Fine made other recommendations to Congress in his testimony, such as passing laws that require contracting officers to obtain contractor cost data before letting an award, and updating the FAR’s competition framework to crack down on single-source contracting for parts supplied by company subsidiaries.

TransDigm “was the only manufacturer at the time for three of the four parts competitively awarded, giving TransDigm the opportunity to set the market price for those parts because the other competitors planned to buy the parts from TransDigm before selling them to the DoD,” Fine testified. “We believe that, armed with these and other new statutory provisions, contracting officers would be better able to obtain crucial information necessary to level the playing field and award contracts for spare parts with these sole-source manufacturers that do not result in profits like those obtained by TransDigm and others.”

Kevin Fahey, assistant Defense secretary for acquisition, was critical of TransDigm, sometimes arguing directly with its representatives at the witness table.

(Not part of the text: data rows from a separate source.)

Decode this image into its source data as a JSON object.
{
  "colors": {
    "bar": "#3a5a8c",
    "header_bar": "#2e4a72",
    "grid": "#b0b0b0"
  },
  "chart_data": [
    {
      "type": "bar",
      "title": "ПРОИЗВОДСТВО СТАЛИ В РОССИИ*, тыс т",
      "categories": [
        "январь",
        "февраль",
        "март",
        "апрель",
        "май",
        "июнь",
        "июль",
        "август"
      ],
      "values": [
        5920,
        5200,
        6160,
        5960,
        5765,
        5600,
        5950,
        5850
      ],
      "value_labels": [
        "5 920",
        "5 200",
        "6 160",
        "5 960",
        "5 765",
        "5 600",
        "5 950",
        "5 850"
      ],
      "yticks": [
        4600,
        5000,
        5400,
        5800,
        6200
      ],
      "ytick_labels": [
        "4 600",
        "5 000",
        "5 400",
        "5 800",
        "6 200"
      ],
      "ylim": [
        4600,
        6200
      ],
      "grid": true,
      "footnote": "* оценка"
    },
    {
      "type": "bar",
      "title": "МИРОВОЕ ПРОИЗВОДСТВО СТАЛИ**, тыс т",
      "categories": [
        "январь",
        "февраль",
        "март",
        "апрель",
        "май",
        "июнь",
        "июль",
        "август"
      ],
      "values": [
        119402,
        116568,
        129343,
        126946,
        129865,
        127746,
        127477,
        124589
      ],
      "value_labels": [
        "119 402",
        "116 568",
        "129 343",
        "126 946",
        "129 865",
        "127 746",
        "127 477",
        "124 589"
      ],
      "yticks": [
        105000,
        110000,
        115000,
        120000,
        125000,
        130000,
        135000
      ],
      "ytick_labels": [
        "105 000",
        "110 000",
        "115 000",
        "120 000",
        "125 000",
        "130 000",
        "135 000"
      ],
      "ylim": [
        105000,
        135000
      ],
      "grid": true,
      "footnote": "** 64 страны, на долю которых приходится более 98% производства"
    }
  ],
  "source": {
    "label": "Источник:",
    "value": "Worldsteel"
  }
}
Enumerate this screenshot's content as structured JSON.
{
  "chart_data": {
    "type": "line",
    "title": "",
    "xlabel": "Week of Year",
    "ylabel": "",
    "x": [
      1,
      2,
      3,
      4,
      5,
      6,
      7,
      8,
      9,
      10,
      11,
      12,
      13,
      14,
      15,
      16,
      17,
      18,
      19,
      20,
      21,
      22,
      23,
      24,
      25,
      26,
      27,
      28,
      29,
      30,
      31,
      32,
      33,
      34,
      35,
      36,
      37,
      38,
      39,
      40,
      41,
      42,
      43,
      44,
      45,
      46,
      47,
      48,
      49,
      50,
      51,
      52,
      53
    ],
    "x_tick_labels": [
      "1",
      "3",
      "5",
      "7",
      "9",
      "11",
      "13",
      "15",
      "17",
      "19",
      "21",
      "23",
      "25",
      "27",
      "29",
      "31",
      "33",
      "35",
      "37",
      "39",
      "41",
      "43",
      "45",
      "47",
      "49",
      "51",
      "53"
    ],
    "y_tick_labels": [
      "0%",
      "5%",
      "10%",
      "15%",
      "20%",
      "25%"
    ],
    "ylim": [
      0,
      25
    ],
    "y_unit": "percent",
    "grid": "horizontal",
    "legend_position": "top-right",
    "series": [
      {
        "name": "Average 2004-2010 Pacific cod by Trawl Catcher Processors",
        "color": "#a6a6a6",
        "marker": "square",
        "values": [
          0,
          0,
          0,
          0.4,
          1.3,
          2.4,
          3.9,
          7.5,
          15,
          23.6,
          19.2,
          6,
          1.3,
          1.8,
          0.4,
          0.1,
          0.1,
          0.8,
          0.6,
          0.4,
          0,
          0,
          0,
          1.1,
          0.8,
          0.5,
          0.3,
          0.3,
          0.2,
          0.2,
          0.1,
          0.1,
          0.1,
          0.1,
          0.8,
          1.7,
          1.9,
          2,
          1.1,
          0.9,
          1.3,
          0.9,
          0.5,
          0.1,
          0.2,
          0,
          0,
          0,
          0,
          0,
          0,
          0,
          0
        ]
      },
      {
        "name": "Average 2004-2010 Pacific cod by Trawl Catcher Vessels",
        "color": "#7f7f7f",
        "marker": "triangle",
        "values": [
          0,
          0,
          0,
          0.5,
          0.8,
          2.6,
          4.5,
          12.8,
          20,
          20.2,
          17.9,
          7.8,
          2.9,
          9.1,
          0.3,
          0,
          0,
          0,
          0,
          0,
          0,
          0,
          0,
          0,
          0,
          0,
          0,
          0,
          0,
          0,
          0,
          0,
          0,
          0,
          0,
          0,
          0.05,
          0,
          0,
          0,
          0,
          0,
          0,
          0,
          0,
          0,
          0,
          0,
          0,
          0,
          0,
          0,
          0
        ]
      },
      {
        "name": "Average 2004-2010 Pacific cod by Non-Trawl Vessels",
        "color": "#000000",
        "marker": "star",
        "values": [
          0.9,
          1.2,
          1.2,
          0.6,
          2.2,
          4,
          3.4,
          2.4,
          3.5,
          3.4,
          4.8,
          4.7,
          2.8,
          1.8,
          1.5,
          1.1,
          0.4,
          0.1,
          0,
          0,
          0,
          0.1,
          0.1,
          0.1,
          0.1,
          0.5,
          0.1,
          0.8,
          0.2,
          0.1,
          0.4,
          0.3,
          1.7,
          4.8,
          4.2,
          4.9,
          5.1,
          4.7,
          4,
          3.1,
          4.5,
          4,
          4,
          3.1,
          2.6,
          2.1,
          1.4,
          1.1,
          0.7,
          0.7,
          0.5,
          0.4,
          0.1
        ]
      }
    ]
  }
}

He said the company had “built its long-term business strategy on buying exclusive licenses or entire companies that manufacture military-unique, high-demand, low-value parts for DoD weapons systems and then drastically increasing the price of those parts." He added: “Is what TransDigm is doing illegal? No. Do I consider gouging our taxpayers for excessive costs immoral and unconscionable in the face of getting our warfighters what they need to fight? Yes.”

Solutions under way at Defense, Fahey added, include asking TransDigm for a voluntary refund, requesting changes in the Defense Federal Acquisition Regulation Supplement, and assigning the heads of Defense contracting activities to report to the principal director of Defense pricing and contracting every contractor that refuses to provide cost or pricing information. In addition, he said, the Defense Contract Management Agency’s Commercial Item Group will perform cost analyses for high-priority parts.

An observer of the hearing, Mandy Smithberger, director of the Straus Military Reform Project inside the nonprofit Project on Government Oversight, told Government Executive, “It's great to see bipartisan oversight and concern about the TransDigm overcharges, and particularly how Grassley continues to be a champion for taxpayers. Unfortunately, that IG report and a litany of others show that acquisition laws put the government at a significant disadvantage when it comes to these kinds of overcharges, and that recent changes Congress has made to increase thresholds are increasing the risks of waste, fraud, and abuse.”